Nokia, the world’s biggest mobile phone maker, has reported a rise in sales and profits during 2006, along with record volumes of handsets shipped.
Announcing its fourth-quarter and final-year figures this morning, the Finnish company revealed total annual revenues of €41.1bn – a rise of 20pc. Sales for the final three months of the year were €11.7bn, up 13pc. Nokia recorded an operating profit of €5.4bn for 2006 and €1.5bn for Q4.
Olli-Pekka Kallasvuo, CEO of Nokia, said the quarterly and full-year figures were “excellent”. “We achieved record device volumes, net sales and EPS [earnings per share] for both the fourth quarter and full year 2006. Also, on a sequential basis profitability improved significantly, with gross margins for the quarter up in all Nokia business groups.”
Kallasvuo pointed out that during the year Nokia managed to increase worldwide market share “significantly” to an estimated 36pc, which he said solidified the company’s number one position in the industry.
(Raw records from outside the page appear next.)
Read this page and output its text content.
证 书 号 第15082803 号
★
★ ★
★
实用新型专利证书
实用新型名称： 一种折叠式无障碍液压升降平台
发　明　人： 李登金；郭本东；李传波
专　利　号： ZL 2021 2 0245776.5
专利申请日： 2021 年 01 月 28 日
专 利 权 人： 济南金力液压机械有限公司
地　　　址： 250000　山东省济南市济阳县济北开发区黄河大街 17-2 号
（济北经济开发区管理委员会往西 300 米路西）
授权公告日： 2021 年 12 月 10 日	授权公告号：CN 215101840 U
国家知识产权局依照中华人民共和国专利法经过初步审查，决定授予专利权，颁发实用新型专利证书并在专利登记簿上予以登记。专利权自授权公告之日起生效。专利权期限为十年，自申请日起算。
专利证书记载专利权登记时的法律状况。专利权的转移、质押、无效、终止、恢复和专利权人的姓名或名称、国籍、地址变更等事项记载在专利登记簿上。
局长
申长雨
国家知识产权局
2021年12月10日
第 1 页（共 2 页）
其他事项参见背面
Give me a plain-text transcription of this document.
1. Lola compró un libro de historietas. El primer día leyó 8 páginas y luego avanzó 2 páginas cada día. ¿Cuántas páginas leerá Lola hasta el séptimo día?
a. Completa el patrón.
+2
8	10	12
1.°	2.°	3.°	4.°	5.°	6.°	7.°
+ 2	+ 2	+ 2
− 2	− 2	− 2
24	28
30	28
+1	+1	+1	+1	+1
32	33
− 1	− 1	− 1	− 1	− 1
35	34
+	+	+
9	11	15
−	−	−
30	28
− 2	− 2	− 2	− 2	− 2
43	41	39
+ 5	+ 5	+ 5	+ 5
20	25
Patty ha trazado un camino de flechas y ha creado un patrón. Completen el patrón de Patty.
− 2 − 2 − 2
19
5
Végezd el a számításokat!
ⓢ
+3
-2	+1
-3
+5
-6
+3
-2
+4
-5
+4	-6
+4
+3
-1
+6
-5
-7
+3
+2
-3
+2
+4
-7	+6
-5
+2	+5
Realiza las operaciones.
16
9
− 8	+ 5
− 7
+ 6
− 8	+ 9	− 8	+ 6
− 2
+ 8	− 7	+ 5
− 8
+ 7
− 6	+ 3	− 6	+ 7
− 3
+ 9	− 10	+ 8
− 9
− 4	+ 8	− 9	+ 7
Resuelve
In effect, this means that one in every three mobile phones in the world is a Nokia device. The improved market share didn’t come at the expense of margins or cash flow, Kallasvuo added.
The average selling price of a Nokia handset dropped to €89 in the fourth quarter, down from €93 in Q3 and €99 in the final quarter of 2005. This was due to a lower percentage of sales from Nokia’s higher-end products, specifically from its multimedia business group. The selling price of the entry-level products was relatively stable, Nokia said.
Looking to the year ahead, Nokia said it expected to increase its share still further and said that the overall mobile device industry is expected to grow by 10pc in 2007.